This week we welcome Christopher Clarke (@realchrisdev) as our PyDev of the Week. Christopher writes a Python blog that is worth your time perusing. You might also find his github profile interesting. Let’s spend some time getting to know him better!
Can you tell us a little about yourself (hobbies, education, etc):
I have a Masters in Computer Science from the University of Canterbury at Kent (UK) and a Masters in Economics for the University of the West Indies (Trinidad and Tobago). Indeed, before I became a developer I worked as an Economist at the Central Bank of Trinidad and Tobago for about seven (7) years. I’m a big fan of track and field and the NBA and enjoy cooking, hiking and reading books on philosophy, ethics and religion (although I admit I’ve been stuck on Wittgenstein’s “Philosophical Investigations” for the last six months). I live in Trinidad and Tobago, I’m married to Arva, we have no kids but I have two cats (Git & Chad) who adopted me after I rescued them from a trash compactor
Why did you start using Python?
In my days as an Economist at the Central Bank I worked mainly on the development of data sets and economic statistics along modelling and forecasting. My data development work exposed me to various databases (Oracle, Dbase IV, Foxpro, FAME) and the 4GLs associated with them.

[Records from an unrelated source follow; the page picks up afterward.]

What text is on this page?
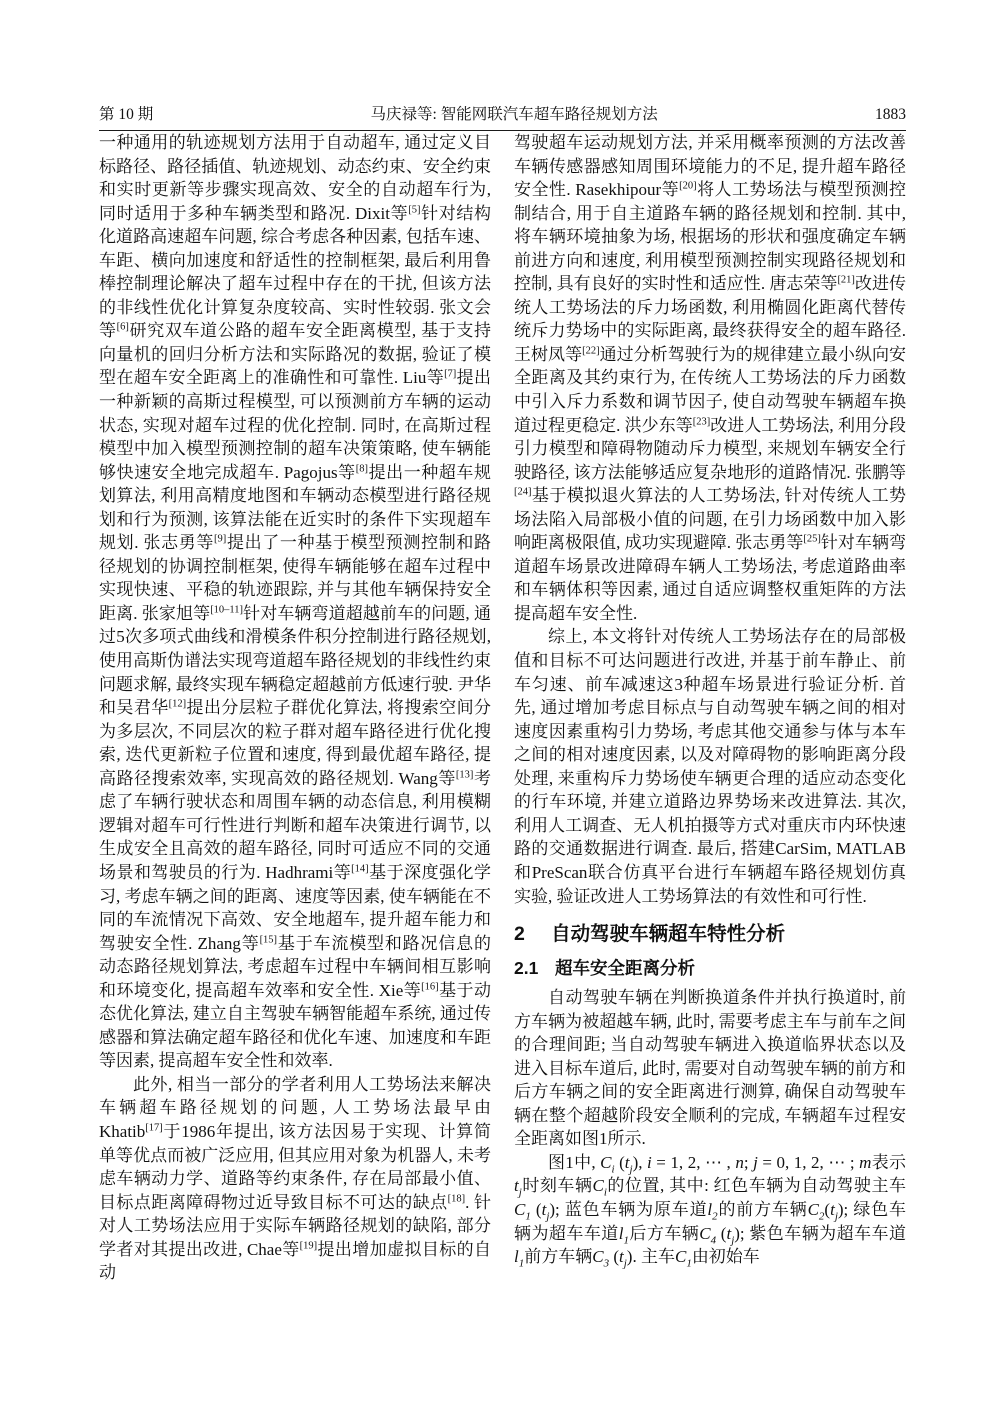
第 10 期	马庆禄等: 智能网联汽车超车路径规划方法	1883

一种通用的轨迹规划方法用于自动超车, 通过定义目标路径、路径插值、轨迹规划、动态约束、安全约束和实时更新等步骤实现高效、安全的自动超车行为, 同时适用于多种车辆类型和路况. Dixit等[5]针对结构化道路高速超车问题, 综合考虑各种因素, 包括车速、车距、横向加速度和舒适性的控制框架, 最后利用鲁棒控制理论解决了超车过程中存在的干扰, 但该方法的非线性优化计算复杂度较高、实时性较弱. 张文会等[6]研究双车道公路的超车安全距离模型, 基于支持向量机的回归分析方法和实际路况的数据, 验证了模型在超车安全距离上的准确性和可靠性. Liu等[7]提出一种新颖的高斯过程模型, 可以预测前方车辆的运动状态, 实现对超车过程的优化控制. 同时, 在高斯过程模型中加入模型预测控制的超车决策策略, 使车辆能够快速安全地完成超车. Pagojus等[8]提出一种超车规划算法, 利用高精度地图和车辆动态模型进行路径规划和行为预测, 该算法能在近实时的条件下实现超车规划. 张志勇等[9]提出了一种基于模型预测控制和路径规划的协调控制框架, 使得车辆能够在超车过程中实现快速、平稳的轨迹跟踪, 并与其他车辆保持安全距离. 张家旭等[10–11]针对车辆弯道超越前车的问题, 通过5次多项式曲线和滑模条件积分控制进行路径规划, 使用高斯伪谱法实现弯道超车路径规划的非线性约束问题求解, 最终实现车辆稳定超越前方低速行驶. 尹华和吴君华[12]提出分层粒子群优化算法, 将搜索空间分为多层次, 不同层次的粒子群对超车路径进行优化搜索, 迭代更新粒子位置和速度, 得到最优超车路径, 提高路径搜索效率, 实现高效的路径规划. Wang等[13]考虑了车辆行驶状态和周围车辆的动态信息, 利用模糊逻辑对超车可行性进行判断和超车决策进行调节, 以生成安全且高效的超车路径, 同时可适应不同的交通场景和驾驶员的行为. Hadhrami等[14]基于深度强化学习, 考虑车辆之间的距离、速度等因素, 使车辆能在不同的车流情况下高效、安全地超车, 提升超车能力和驾驶安全性. Zhang等[15]基于车流模型和路况信息的动态路径规划算法, 考虑超车过程中车辆间相互影响和环境变化, 提高超车效率和安全性. Xie等[16]基于动态优化算法, 建立自主驾驶车辆智能超车系统, 通过传感器和算法确定超车路径和优化车速、加速度和车距等因素, 提高超车安全性和效率.

此外, 相当一部分的学者利用人工势场法来解决车辆超车路径规划的问题, 人工势场法最早由Khatib[17]于1986年提出, 该方法因易于实现、计算简单等优点而被广泛应用, 但其应用对象为机器人, 未考虑车辆动力学、道路等约束条件, 存在局部最小值、目标点距离障碍物过近导致目标不可达的缺点[18]. 针对人工势场法应用于实际车辆路径规划的缺陷, 部分学者对其提出改进, Chae等[19]提出增加虚拟目标的自动

驾驶超车运动规划方法, 并采用概率预测的方法改善车辆传感器感知周围环境能力的不足, 提升超车路径安全性. Rasekhipour等[20]将人工势场法与模型预测控制结合, 用于自主道路车辆的路径规划和控制. 其中, 将车辆环境抽象为场, 根据场的形状和强度确定车辆前进方向和速度, 利用模型预测控制实现路径规划和控制, 具有良好的实时性和适应性. 唐志荣等[21]改进传统人工势场法的斥力场函数, 利用椭圆化距离代替传统斥力势场中的实际距离, 最终获得安全的超车路径. 王树凤等[22]通过分析驾驶行为的规律建立最小纵向安全距离及其约束行为, 在传统人工势场法的斥力函数中引入斥力系数和调节因子, 使自动驾驶车辆超车换道过程更稳定. 洪少东等[23]改进人工势场法, 利用分段引力模型和障碍物随动斥力模型, 来规划车辆安全行驶路径, 该方法能够适应复杂地形的道路情况. 张鹏等[24]基于模拟退火算法的人工势场法, 针对传统人工势场法陷入局部极小值的问题, 在引力场函数中加入影响距离极限值, 成功实现避障. 张志勇等[25]针对车辆弯道超车场景改进障碍车辆人工势场法, 考虑道路曲率和车辆体积等因素, 通过自适应调整权重矩阵的方法提高超车安全性.

综上, 本文将针对传统人工势场法存在的局部极值和目标不可达问题进行改进, 并基于前车静止、前车匀速、前车减速这3种超车场景进行验证分析. 首先, 通过增加考虑目标点与自动驾驶车辆之间的相对速度因素重构引力势场, 考虑其他交通参与体与本车之间的相对速度因素, 以及对障碍物的影响距离分段处理, 来重构斥力势场使车辆更合理的适应动态变化的行车环境, 并建立道路边界势场来改进算法. 其次, 利用人工调查、无人机拍摄等方式对重庆市内环快速路的交通数据进行调查. 最后, 搭建CarSim, MATLAB和PreScan联合仿真平台进行车辆超车路径规划仿真实验, 验证改进人工势场算法的有效性和可行性.

2 自动驾驶车辆超车特性分析
2.1 超车安全距离分析

自动驾驶车辆在判断换道条件并执行换道时, 前方车辆为被超越车辆, 此时, 需要考虑主车与前车之间的合理间距; 当自动驾驶车辆进入换道临界状态以及进入目标车道后, 此时, 需要对自动驾驶车辆的前方和后方车辆之间的安全距离进行测算, 确保自动驾驶车辆在整个超越阶段安全顺利的完成, 车辆超车过程安全距离如图1所示.

图1中, $C_i$ $(t_j)$, i = 1, 2, ⋯ , n; j = 0, 1, 2, ⋯ ; m表示$t_j$时刻车辆$C_i$的位置, 其中: 红色车辆为自动驾驶主车$C_1$ $(t_j)$; 蓝色车辆为原车道$l_2$的前方车辆$C_2(t_j)$; 绿色车辆为超车车道$l_1$后方车辆$C_4$ $(t_j)$; 紫色车辆为超车车道$l_1$前方车辆$C_3$ $(t_j)$. 主车$C_1$由初始车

I also taught my self VB/VBA and built a number of office automation and statistical data processing and reporting systems which to my surprise (and horror) are still is use today. I eventually lost enthusiasm for economics and developed a real passion for programming and software development. I was eventually recruited by an Irish based consultancy company as a FAME consultant. I was mainly based in London and worked for a number of investment banks and data vendors. During this stint of I picked up a bit of C and Java as well as scripting languages like Perl and Awk.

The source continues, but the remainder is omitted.